Courtoreille has a sense of what employees and their families are going through. He found himself temporarily laid off for two years starting in 2008. “The initial shock when they told me I [didn’t] have a job, that was devastating,” he said. “I still remember that day and how I felt that day.”
Chetwynd’s budget will also feel the effects. The mill has provided about $3.5 million over ten years in taxes to the town.
Chief Administrative Officer Steve McLain said the additional spin-offs are incalculable.
“(We) do not yet know how many displaced workers will retire, move to other communities, or remain in Chetwynd with different employment,” he said. “As you can imagine, this closure will very significantly impact our entire community for a period of years.”
The permanent closure in Chetwynd and the temporary closure in Houston are only the latest pieces of bad news for the provincial forestry industry and the communities that rely on it. Recent weeks have seen permanent and temporary closures across the province, with thousands of jobs lost.
“As a province, we need to realize how connected we really are,” said Mike Bernier, MLA for Peace River South and the B.C. Liberals’ shadow minister for forests. “I have seen some people on my social media from the Vancouver area saying, ‘Oh, it’s only 200 jobs.’ And I’m thinking, ‘wow,’ for a small community of a couple of thousand people, 200 jobs is massive.”
Their loss has certainly caught the attention of the provincial government.
Minister of Forests Bruce Ralston and Minister of Jobs, Economic Development and Innovation Brenda Bailey issued a joint statement on Jan. 25 in which they promised to support workers and families.
“Community support teams have been activated and will be there to connect workers with the services they need,” they said.
They added that forestry is and will remain a foundation of B.C.’s economy, and pointed to two recent investments the province has made in innovating the industry.
Bernier said any promises of provincial help is a case of too little, too late. New Democrats have been sitting on their hands for the last five to six years when it comes to helping the forestry sector, he said.

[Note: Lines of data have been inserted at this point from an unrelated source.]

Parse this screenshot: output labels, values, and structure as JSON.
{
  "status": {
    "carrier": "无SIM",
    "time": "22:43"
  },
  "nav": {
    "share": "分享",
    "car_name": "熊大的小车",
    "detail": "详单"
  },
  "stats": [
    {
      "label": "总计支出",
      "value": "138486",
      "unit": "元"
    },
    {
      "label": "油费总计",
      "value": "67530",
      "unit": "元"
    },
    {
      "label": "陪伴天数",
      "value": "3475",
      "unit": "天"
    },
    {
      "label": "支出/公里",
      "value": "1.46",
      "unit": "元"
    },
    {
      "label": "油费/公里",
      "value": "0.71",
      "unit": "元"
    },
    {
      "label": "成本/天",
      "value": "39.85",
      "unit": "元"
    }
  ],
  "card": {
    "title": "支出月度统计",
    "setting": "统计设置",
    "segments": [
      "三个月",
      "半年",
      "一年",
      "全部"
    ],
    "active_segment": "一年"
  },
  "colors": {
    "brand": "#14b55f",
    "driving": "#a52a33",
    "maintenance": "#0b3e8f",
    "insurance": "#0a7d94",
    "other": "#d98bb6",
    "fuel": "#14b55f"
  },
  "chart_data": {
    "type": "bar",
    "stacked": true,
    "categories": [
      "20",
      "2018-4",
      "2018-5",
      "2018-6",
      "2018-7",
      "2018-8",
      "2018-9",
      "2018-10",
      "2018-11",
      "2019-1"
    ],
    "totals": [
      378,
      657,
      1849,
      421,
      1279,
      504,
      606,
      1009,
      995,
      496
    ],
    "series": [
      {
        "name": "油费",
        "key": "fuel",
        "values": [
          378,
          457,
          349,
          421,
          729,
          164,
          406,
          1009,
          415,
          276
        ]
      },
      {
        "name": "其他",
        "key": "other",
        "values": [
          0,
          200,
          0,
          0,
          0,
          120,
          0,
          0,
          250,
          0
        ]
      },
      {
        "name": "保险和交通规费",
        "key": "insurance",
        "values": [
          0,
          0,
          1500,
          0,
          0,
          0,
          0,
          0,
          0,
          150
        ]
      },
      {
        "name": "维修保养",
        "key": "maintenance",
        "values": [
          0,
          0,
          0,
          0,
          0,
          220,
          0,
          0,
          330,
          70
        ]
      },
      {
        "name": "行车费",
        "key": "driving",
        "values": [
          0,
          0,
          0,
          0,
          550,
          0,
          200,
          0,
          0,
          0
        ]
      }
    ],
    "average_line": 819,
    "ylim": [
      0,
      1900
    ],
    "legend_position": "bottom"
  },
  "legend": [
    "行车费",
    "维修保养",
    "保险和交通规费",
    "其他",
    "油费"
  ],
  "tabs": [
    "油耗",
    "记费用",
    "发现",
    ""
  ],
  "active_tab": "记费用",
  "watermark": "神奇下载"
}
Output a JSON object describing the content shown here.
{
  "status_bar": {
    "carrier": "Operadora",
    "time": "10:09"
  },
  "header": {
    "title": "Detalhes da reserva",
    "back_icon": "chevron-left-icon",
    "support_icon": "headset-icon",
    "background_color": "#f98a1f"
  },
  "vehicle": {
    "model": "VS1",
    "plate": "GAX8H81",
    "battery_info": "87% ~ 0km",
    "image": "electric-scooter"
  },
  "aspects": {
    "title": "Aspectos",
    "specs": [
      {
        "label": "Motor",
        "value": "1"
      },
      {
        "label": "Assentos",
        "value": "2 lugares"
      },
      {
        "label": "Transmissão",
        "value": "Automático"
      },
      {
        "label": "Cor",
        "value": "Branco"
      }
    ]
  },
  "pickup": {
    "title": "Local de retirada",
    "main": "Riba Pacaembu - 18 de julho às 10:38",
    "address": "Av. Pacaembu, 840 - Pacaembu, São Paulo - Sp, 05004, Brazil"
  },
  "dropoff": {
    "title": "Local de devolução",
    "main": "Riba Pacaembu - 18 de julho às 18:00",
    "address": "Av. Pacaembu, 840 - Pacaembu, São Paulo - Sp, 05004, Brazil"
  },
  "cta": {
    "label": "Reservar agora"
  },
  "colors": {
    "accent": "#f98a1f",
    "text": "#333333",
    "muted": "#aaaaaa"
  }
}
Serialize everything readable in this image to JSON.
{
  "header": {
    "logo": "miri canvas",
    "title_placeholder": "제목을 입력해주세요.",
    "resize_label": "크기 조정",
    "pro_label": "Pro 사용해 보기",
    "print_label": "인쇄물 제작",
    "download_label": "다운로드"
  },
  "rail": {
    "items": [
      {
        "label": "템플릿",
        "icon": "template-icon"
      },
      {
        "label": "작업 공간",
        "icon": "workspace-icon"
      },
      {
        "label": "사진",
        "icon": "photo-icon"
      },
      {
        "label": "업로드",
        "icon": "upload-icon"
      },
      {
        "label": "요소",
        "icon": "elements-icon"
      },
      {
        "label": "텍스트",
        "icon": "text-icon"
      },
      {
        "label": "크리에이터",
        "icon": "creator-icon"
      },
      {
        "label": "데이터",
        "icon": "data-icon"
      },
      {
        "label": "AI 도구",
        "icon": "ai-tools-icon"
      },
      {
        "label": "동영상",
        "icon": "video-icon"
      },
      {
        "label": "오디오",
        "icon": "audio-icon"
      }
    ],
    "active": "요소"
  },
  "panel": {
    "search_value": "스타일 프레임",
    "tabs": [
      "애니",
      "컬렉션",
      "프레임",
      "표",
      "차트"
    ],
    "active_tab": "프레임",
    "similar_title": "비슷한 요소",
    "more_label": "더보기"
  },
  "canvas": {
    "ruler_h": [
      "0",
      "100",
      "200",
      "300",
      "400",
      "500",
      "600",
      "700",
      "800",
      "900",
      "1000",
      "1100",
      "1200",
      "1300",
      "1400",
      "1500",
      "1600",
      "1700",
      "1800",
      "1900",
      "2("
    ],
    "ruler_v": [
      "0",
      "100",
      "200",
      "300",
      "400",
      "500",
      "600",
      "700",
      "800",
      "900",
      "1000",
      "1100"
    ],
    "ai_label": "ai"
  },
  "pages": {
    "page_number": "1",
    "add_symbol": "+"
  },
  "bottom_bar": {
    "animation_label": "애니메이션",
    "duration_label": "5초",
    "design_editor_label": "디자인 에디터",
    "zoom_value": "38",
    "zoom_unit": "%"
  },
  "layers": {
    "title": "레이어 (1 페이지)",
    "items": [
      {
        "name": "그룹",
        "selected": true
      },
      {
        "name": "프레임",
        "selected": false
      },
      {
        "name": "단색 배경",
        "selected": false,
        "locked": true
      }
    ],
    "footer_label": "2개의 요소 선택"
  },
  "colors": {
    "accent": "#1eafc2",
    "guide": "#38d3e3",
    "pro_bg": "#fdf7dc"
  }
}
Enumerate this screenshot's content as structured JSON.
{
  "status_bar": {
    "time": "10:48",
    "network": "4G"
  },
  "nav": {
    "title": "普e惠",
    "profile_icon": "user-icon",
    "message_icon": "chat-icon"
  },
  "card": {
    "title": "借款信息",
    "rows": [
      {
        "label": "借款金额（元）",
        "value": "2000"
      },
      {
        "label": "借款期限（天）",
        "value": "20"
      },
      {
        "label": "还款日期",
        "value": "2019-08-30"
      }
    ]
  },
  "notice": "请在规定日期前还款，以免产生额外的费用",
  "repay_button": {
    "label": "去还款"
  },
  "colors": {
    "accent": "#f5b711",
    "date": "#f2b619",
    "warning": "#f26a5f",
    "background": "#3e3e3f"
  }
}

“They watched as the forestry sector has declined, they haven’t spoken about it, supported it and now at the 11th hour, they are coming out with these band-aids pretending to care about the families and the jobs that are being affected,” he said.
The industry needs more certainty and workers fewer promises of finding jobs in other ‘green’ sectors, he added.
“Somebody who has worked for 3o years in a mill does not want to be retrained to work in the tech sector in Vancouver, when they have spent their entire life in rural B.C.,” he said. “That’s the last thing they want to hear. They would rather stay in their communities and keep their jobs.”
Courtoreille also has a long-wish list for the province, including less red tape and more local input.
“Local government should be involved in local stuff,” he said.
Canfor said in a release that it will help the communities with a “comprehensive set of support mechanisms,” but didn’t provide details.
Courtoreille said Canfor will pay its taxes to the municipality through 2024 and pay eligible workers a severance among other support measures including moving costs. He said the province is also working on plans to help senior employees transition into early retirement.
Other economic opportunities also exist in the area, he said. “We do have oil and gas in the area and we still have the one saw mill in the area, which will benefit,” he said. Coal mines also exist in the area, he added.
Courtoreille, who praised Canfor’s role as an employer during his time as mayor, said he doesn’t want to downplay the significance of the closure. But he also tried to strike a note of optimism.
“We have to able to think that way,” he said. “If we don’t think that way, then start throwing the dirt on us.”
Black Press Media has reached out to Canfor and the provincial government for additional details and comment.